Title	(Invited Paper) A Fast and Accurate Network-on-Chip Timing Simulator with a Flit Propagation Model
Author	Ting-Shuo Hsu, Jun-Lin Chiu, Chao-Kai Yu, *Jing-Jia Liou (National Tsing Hua University, Taiwan)
Page	pp. 797 - 802
Keyword	network-on-chip, network-on-chip simulator, wormhole switching, router microarchitecture
Abstract	Network-on-chip (NoC) can be a simulation bottleneck in a many-core system. Traditional cycle-accurate NoC simulators need a long simulation time, as they synchronize all components (routers and FIFOs) every cycle to guarantee the exact behaviors. Also, a NoC simulation does not benefit from transaction-level modeling (TLM) in speed without any accuracy loss, because the transaction timings of a simulated packet depend on other packets due to wormhole switching.
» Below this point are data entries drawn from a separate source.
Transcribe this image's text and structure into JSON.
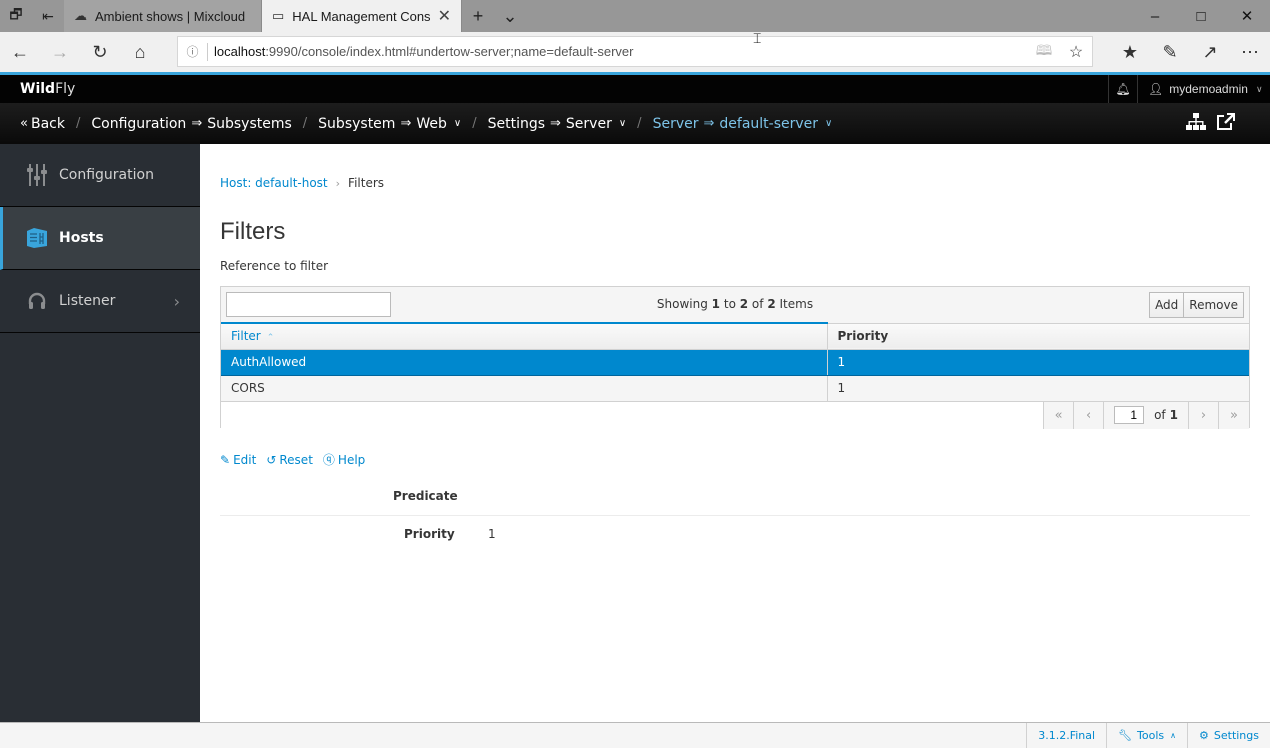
{
  "browser": {
    "tabs": [
      {
        "label": "Ambient shows | Mixcloud",
        "icon": "cloud-icon",
        "active": false
      },
      {
        "label": "HAL Management Cons",
        "icon": "window-icon",
        "active": true
      }
    ],
    "url_host": "localhost",
    "url_rest": ":9990/console/index.html#undertow-server;name=default-server"
  },
  "header": {
    "brand_bold": "Wild",
    "brand_light": "Fly",
    "user": "mydemoadmin"
  },
  "breadcrumb": {
    "back": "Back",
    "items": [
      {
        "a": "Configuration",
        "b": "Subsystems"
      },
      {
        "a": "Subsystem",
        "b": "Web"
      },
      {
        "a": "Settings",
        "b": "Server"
      },
      {
        "a": "Server",
        "b": "default-server"
      }
    ],
    "arrow": "⇒"
  },
  "sidebar": {
    "items": [
      {
        "label": "Configuration"
      },
      {
        "label": "Hosts"
      },
      {
        "label": "Listener"
      }
    ]
  },
  "main": {
    "crumb_link": "Host: default-host",
    "crumb_current": "Filters",
    "title": "Filters",
    "description": "Reference to filter",
    "table": {
      "search_placeholder": "",
      "info_prefix": "Showing",
      "info_from": "1",
      "info_to_word": "to",
      "info_to": "2",
      "info_of_word": "of",
      "info_total": "2",
      "info_suffix": "Items",
      "add_label": "Add",
      "remove_label": "Remove",
      "columns": [
        "Filter",
        "Priority"
      ],
      "rows": [
        {
          "filter": "AuthAllowed",
          "priority": "1",
          "selected": true
        },
        {
          "filter": "CORS",
          "priority": "1",
          "selected": false
        }
      ],
      "page_current": "1",
      "page_of": "of",
      "page_total": "1"
    },
    "actions": {
      "edit": "Edit",
      "reset": "Reset",
      "help": "Help"
    },
    "form": {
      "predicate_label": "Predicate",
      "predicate_value": "",
      "priority_label": "Priority",
      "priority_value": "1"
    }
  },
  "footer": {
    "version": "3.1.2.Final",
    "tools": "Tools",
    "settings": "Settings"
  },
  "colors": {
    "accent": "#0088ce",
    "sidebar_bg": "#292e34",
    "header_bg": "#030303",
    "active_indicator": "#39a5dc"
  }
}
In this paper, we propose a novel NoC simulation method which can calculate cycle-accurate timings with wormhole switching. Instead of updating states of routers and FIFOs cycle-by-cycle, we use a pre-built model to calculate a flit's exact times at ports of routers in a NoC. The results of the proposed simulator are verified with NoC implementations (cycle-accurate at RTL) created by a commercial NoC compiler. All timing results match perfectly with packet waveforms generated by above NoCs (with 40--325 times speed up). As another comparison, the speed of the simulator is similar or faster (0.5-23X) than a TG2 NoC model, which is a SystemC and transaction-level model without timing accuracy (due to ignoring wormhole traffics).
Slides

9B-4 (Time: 17:05 - 17:30)

Title	(Invited Paper) Application-Level Embedded Communication Tracer for Many-Core Systems
Author	*Chih-Tsun Huang, Kuan-Chun Tasi, Jun-Shen Lin, Hsiao-Wei Chien (National Tsing Hua University, Taiwan)
Page	pp. 803 - 808
Keyword	Many-Core Systems, Embedded Tracer, Application Level, Debugging
Abstract	Design verification and debugging with both software and hardware is ever challenging for many-core systems. We present the embedded tracer architecture for application-level communication. Not only can the trace information be optimized, but also the verification can be performed at the system level efficiently. The unified architecture consolidates the debugging flow at different abstraction levels, and facilitates the performance analysis of the entire system as well. The use-case study and experiments have justified the effectiveness of the proposed tracer architecture.